Sen. Thom Tillis (R-N.C.) delivered a sharp warning on Sunday, declaring that the Senate’s version of President Trump’s sweeping spending bill would violate a core promise Trump made not to cut Medicaid benefits for Americans.
Tillis, who voted against the bill during a critical procedural vote Saturday night and later announced he would not seek reelection, took to the Senate floor to explain his opposition. He made clear he would not support the legislation unless significant changes were made to prevent what he described as harmful and avoidable cuts to Medicaid.
“What do I tell 663,000 people in two years or three years, when President Trump breaks his promise by pushing them off of Medicaid because the funding’s not there anymore, guys?” Tillis said during his remarks. “I think the people in the White House advising the president are not telling him that the effect of this bill is to break a promise.”

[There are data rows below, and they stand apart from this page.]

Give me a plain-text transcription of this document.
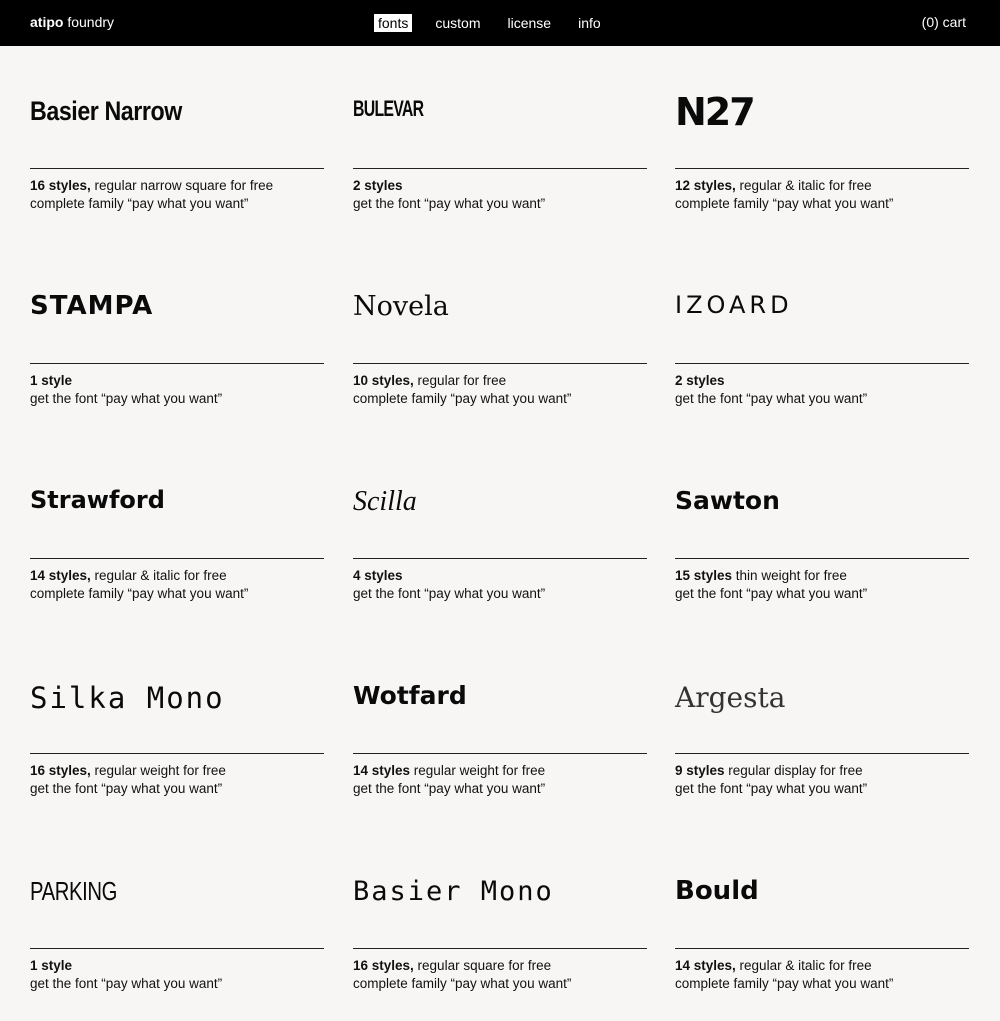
atipo foundry	fonts custom license info	(0) cart
Basier Narrow
16 styles, regular narrow square for free
complete family “pay what you want”
BULEVAR
2 styles
get the font “pay what you want”
N27
12 styles, regular & italic for free
complete family “pay what you want”
STAMPA
1 style
get the font “pay what you want”
Novela
10 styles, regular for free
complete family “pay what you want”
IZOARD
2 styles
get the font “pay what you want”
Strawford
14 styles, regular & italic for free
complete family “pay what you want”
Scilla
4 styles
get the font “pay what you want”
Sawton
15 styles thin weight for free
get the font “pay what you want”
Silka Mono
16 styles, regular weight for free
get the font “pay what you want”
Wotfard
14 styles regular weight for free
get the font “pay what you want”
Argesta
9 styles regular display for free
get the font “pay what you want”
PARKING
1 style
get the font “pay what you want”
Basier Mono
16 styles, regular square for free
complete family “pay what you want”
Bould
14 styles, regular & italic for free
complete family “pay what you want”
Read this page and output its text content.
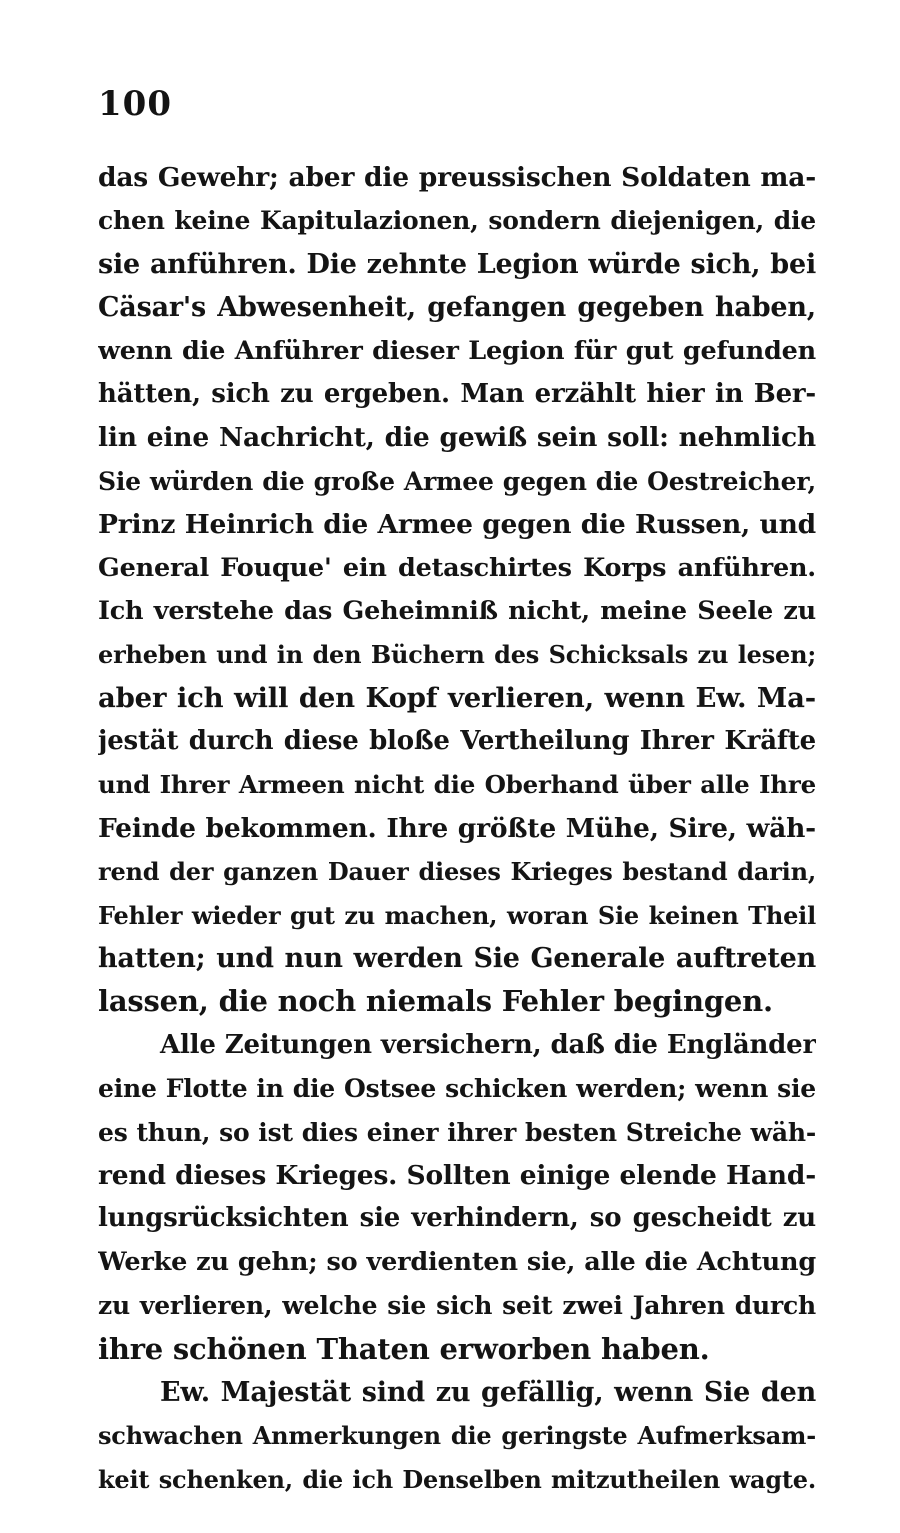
100
das Gewehr; aber die preussischen Soldaten ma-
chen keine Kapitulazionen, sondern diejenigen, die
sie anführen. Die zehnte Legion würde sich, bei
Cäsar's Abwesenheit, gefangen gegeben haben,
wenn die Anführer dieser Legion für gut gefunden
hätten, sich zu ergeben. Man erzählt hier in Ber-
lin eine Nachricht, die gewiß sein soll: nehmlich
Sie würden die große Armee gegen die Oestreicher,
Prinz Heinrich die Armee gegen die Russen, und
General Fouque' ein detaschirtes Korps anführen.
Ich verstehe das Geheimniß nicht, meine Seele zu
erheben und in den Büchern des Schicksals zu lesen;
aber ich will den Kopf verlieren, wenn Ew. Ma-
jestät durch diese bloße Vertheilung Ihrer Kräfte
und Ihrer Armeen nicht die Oberhand über alle Ihre
Feinde bekommen. Ihre größte Mühe, Sire, wäh-
rend der ganzen Dauer dieses Krieges bestand darin,
Fehler wieder gut zu machen, woran Sie keinen Theil
hatten; und nun werden Sie Generale auftreten
lassen, die noch niemals Fehler begingen.
Alle Zeitungen versichern, daß die Engländer
eine Flotte in die Ostsee schicken werden; wenn sie
es thun, so ist dies einer ihrer besten Streiche wäh-
rend dieses Krieges. Sollten einige elende Hand-
lungsrücksichten sie verhindern, so gescheidt zu
Werke zu gehn; so verdienten sie, alle die Achtung
zu verlieren, welche sie sich seit zwei Jahren durch
ihre schönen Thaten erworben haben.
Ew. Majestät sind zu gefällig, wenn Sie den
schwachen Anmerkungen die geringste Aufmerksam-
keit schenken, die ich Denselben mitzutheilen wagte.
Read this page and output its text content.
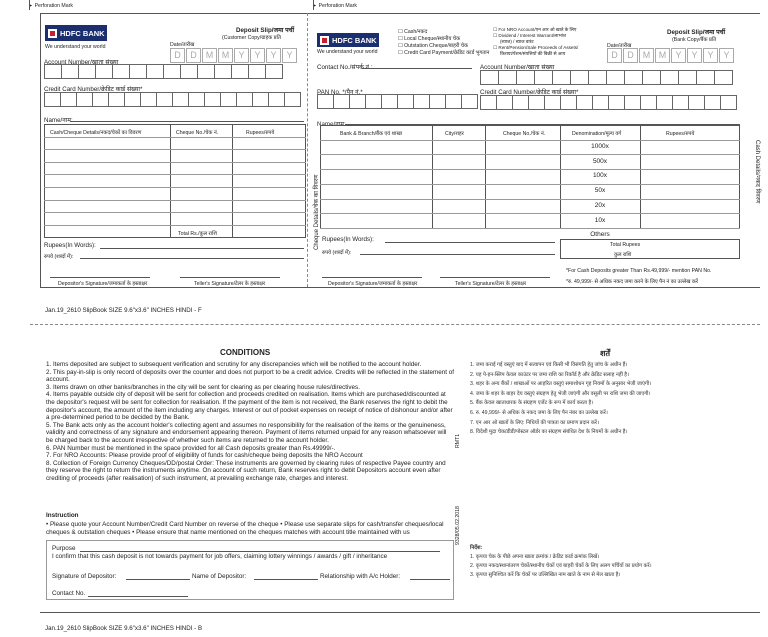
► Perforation Mark	► Perforation Mark
HDFC BANK
We understand your world
Deposit Slip/जमा पर्ची
(Customer Copy/ग्राहक प्रति
Date/तारीख
D	D	M M	Y	Y	Y	Y
Account Number/खाता संख्या
Credit Card Number/क्रेडिट कार्ड संख्या*
Name/नाम:
Cash/Cheque Details/नकद/चेकों का विवरण	Cheque No./चेक नं.	Rupees/रुपये
Total Rs./कुल राशि
Rupees(In Words):
रुपये (शब्दों में):
Depositor's Signature/जमाकर्ता के हस्ताक्षर	Teller's Signature/टेलर के हस्ताक्षर
HDFC BANK
We understand your world
☐ Cash/नकद
☐ Local Cheque/स्थानीय चेक
☐ Outstation Cheque/बाहरी चेक
☐ Credit Card Payment/क्रेडिट कार्ड भुगतान
☐ For NRO Account/एन आर ओ खाते के लिए
☐ Dividend / Interest Warrant/लाभांश
(ब्याज) / ब्याज वारंट
☐ Rent/Pension/Sale Proceeds of Assets/
किराया/पेंशन/संपत्तियों की बिक्री से आय
Deposit Slip/जमा पर्ची
(Bank Copy/बैंक प्रति
Date/तारीख
D	D	M M	Y	Y	Y	Y
Contact No./संपर्क नं.:	Account Number/खाता संख्या
PAN No. */पैन नं.*	Credit Card Number/क्रेडिट कार्ड संख्या*
Name/नाम:
Cheque Details/चेक का विवरण
Cash Details/नकद विवरण
Bank & Branch/बैंक एवं शाखा	City/शहर	Cheque No./चेक नं.	Denomination/मूल्य वर्ग	Rupees/रुपये
1000x
500x
100x
50x
20x
10x
Others
Total Rupees
कुल राशि
Rupees(In Words):
रुपये (शब्दों में):
*For Cash Deposits greater Than Rs.49,999/- mention PAN No.
*रु. 49,999/- से अधिक नकद जमा करने के लिए पैन नं का उल्लेख करें
Depositor's Signature/जमाकर्ता के हस्ताक्षर	Teller's Signature/टेलर के हस्ताक्षर
Jan.19_2610 SlipBook SIZE 9.6"x3.6" INCHES HINDI - F
CONDITIONS
1. Items deposited are subject to subsequent verification and scrutiny for any discrepancies which will be notified to the account holder.
2. This pay-in-slip is only record of deposits over the counter and does not purport to be a credit advice. Credits will be reflected in the statement of account.
3. Items drawn on other banks/branches in the city will be sent for clearing as per clearing house rules/directives.
4. Items payable outside city of deposit will be sent for collection and proceeds credited on realisation. Items which are purchased/discounted at the depositor's request will be sent for collection for realisation. If the payment of the item is not received, the Bank reserves the right to debit the depositor's account, the amount of the item including any charges. Interest or out of pocket expenses on receipt of notice of dishonour and/or after a pre-determined period to be decided by the Bank.
5. The Bank acts only as the account holder's collecting agent and assumes no responsibility for the realisation of the items or the genuineness, validity and correctness of any signature and endorsement appearing thereon. Payment of items returned unpaid for any reason whatsoever will be charged back to the account irrespective of whether such items are returned to the account holder.
6. PAN Number must be mentioned in the space provided for all Cash deposits greater than Rs.49999/-.
7. For NRO Accounts: Please provide proof of eligibility of funds for cash/cheque being deposits the NRO Account
8. Collection of Foreign Currency Cheques/DD/postal Order: These instruments are governed by clearing rules of respective Payee country and they reserve the right to return the instruments anytime. On account of such return, Bank reserves right to debit Depositors account even after crediting of proceeds (after realisation) of such instrument, at prevailing exchange rate, charges and interest.
Instruction
• Please quote your Account Number/Credit Card Number on reverse of the cheque • Please use separate slips for cash/transfer cheques/local cheques & outstation cheques • Please ensure that name mentioned on the cheques matches with account title maintained with us
Purpose
I confirm that this cash deposit is not towards payment for job offers, claiming lottery winnings / awards / gift / inheritance
Signature of Depositor:	Name of Depositor:	Relationship with A/c Holder:
Contact No.
RMT1
9328/05.02.2018
शर्तें
1. जमा कराई गई वस्तुएं बाद में सत्यापन एवं किसी भी विसंगति हेतु जांच के अधीन हैं।
2. यह पे-इन-स्लिप केवल काउंटर पर जमा राशि का रिकॉर्ड है और क्रेडिट सलाह नहीं है।
3. शहर के अन्य बैंकों / शाखाओं पर आहरित वस्तुएं समाशोधन गृह नियमों के अनुसार भेजी जाएंगी।
4. जमा के शहर के बाहर देय वस्तुएं संग्रहण हेतु भेजी जाएंगी और वसूली पर राशि जमा की जाएगी।
5. बैंक केवल खाताधारक के संग्रहण एजेंट के रूप में कार्य करता है।
6. रु. 49,999/- से अधिक के नकद जमा के लिए पैन नंबर का उल्लेख करें।
7. एन आर ओ खातों के लिए: निधियों की पात्रता का प्रमाण प्रदान करें।
8. विदेशी मुद्रा चेक/डीडी/पोस्टल ऑर्डर का संग्रहण संबंधित देश के नियमों के अधीन है।
निर्देश:
1. कृपया चेक के पीछे अपना खाता क्रमांक / क्रेडिट कार्ड क्रमांक लिखें।
2. कृपया नकद/स्थानांतरण चेकों/स्थानीय चेकों एवं बाहरी चेकों के लिए अलग पर्चियों का प्रयोग करें।
3. कृपया सुनिश्चित करें कि चेकों पर उल्लिखित नाम खाते के नाम से मेल खाता है।
Jan.19_2610 SlipBook SIZE 9.6"x3.6" INCHES HINDI - B
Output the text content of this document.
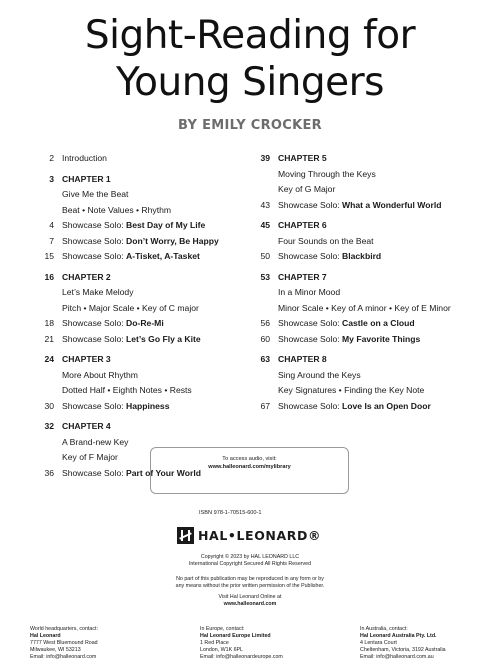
Sight-Reading for
Young Singers
BY EMILY CROCKER
2 Introduction
3 CHAPTER 1
Give Me the Beat
Beat • Note Values • Rhythm
4 Showcase Solo: Best Day of My Life
7 Showcase Solo: Don’t Worry, Be Happy
15 Showcase Solo: A-Tisket, A-Tasket
16 CHAPTER 2
Let’s Make Melody
Pitch • Major Scale • Key of C major
18 Showcase Solo: Do-Re-Mi
21 Showcase Solo: Let’s Go Fly a Kite
24 CHAPTER 3
More About Rhythm
Dotted Half • Eighth Notes • Rests
30 Showcase Solo: Happiness
32 CHAPTER 4
A Brand-new Key
Key of F Major
36 Showcase Solo: Part of Your World
39 CHAPTER 5
Moving Through the Keys
Key of G Major
43 Showcase Solo: What a Wonderful World
45 CHAPTER 6
Four Sounds on the Beat
50 Showcase Solo: Blackbird
53 CHAPTER 7
In a Minor Mood
Minor Scale • Key of A minor • Key of E Minor
56 Showcase Solo: Castle on a Cloud
60 Showcase Solo: My Favorite Things
63 CHAPTER 8
Sing Around the Keys
Key Signatures • Finding the Key Note
67 Showcase Solo: Love Is an Open Door
To access audio, visit:
www.halleonard.com/mylibrary
ISBN 978-1-70515-600-1
HAL•LEONARD®
Copyright © 2023 by HAL LEONARD LLC
International Copyright Secured All Rights Reserved
No part of this publication may be reproduced in any form or by
any means without the prior written permission of the Publisher.
Visit Hal Leonard Online at
www.halleonard.com
World headquarters, contact:
Hal Leonard
7777 West Bluemound Road
Milwaukee, WI 53213
Email: info@halleonard.com
In Europe, contact:
Hal Leonard Europe Limited
1 Red Place
London, W1K 6PL
Email: info@halleonardeurope.com
In Australia, contact:
Hal Leonard Australia Pty. Ltd.
4 Lentara Court
Cheltenham, Victoria, 3192 Australia
Email: info@halleonard.com.au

Tillis focused particularly on the bill’s changes to the Medicaid provider tax—a mechanism states use to fund their share of Medicaid costs. He said he had brought multiple estimates and analyses to White House policy experts, who ultimately conceded that his concerns were valid but dismissed them, saying states like North Carolina would “just have to make it work.”
Directing his message to President Trump, Tillis said the advisors surrounding the president are failing to provide the full picture of how the proposed legislation would impact Medicaid recipients.
“Now Republicans are about to make a mistake on health care and betray a promise,” he said. “It is inescapable that this bill in its current form will betray the very promise that Donald J. Trump made in the Oval Office or in the Cabinet Room, when I was there—where he said, we can go after waste, fraud, and abuse on any programs.”
Tillis pointedly criticized the administration’s healthcare team, saying the problem wasn’t Trump himself, but the people advising him. “Now, those amateurs that are advising him — not Dr. Oz, I’m talking about White House health care experts — refuse to tell him that those instructions, that were to eliminate waste, fraud and abuse, all of a sudden eliminate a government program that’s called the provider tax,” he said.
Tillis’ remarks reflect growing tensions among Senate Republicans over the direction of Trump’s domestic agenda, especially when it comes to healthcare policy and promises made to working-class and low-income Americans who rely on safety net programs like Medicaid.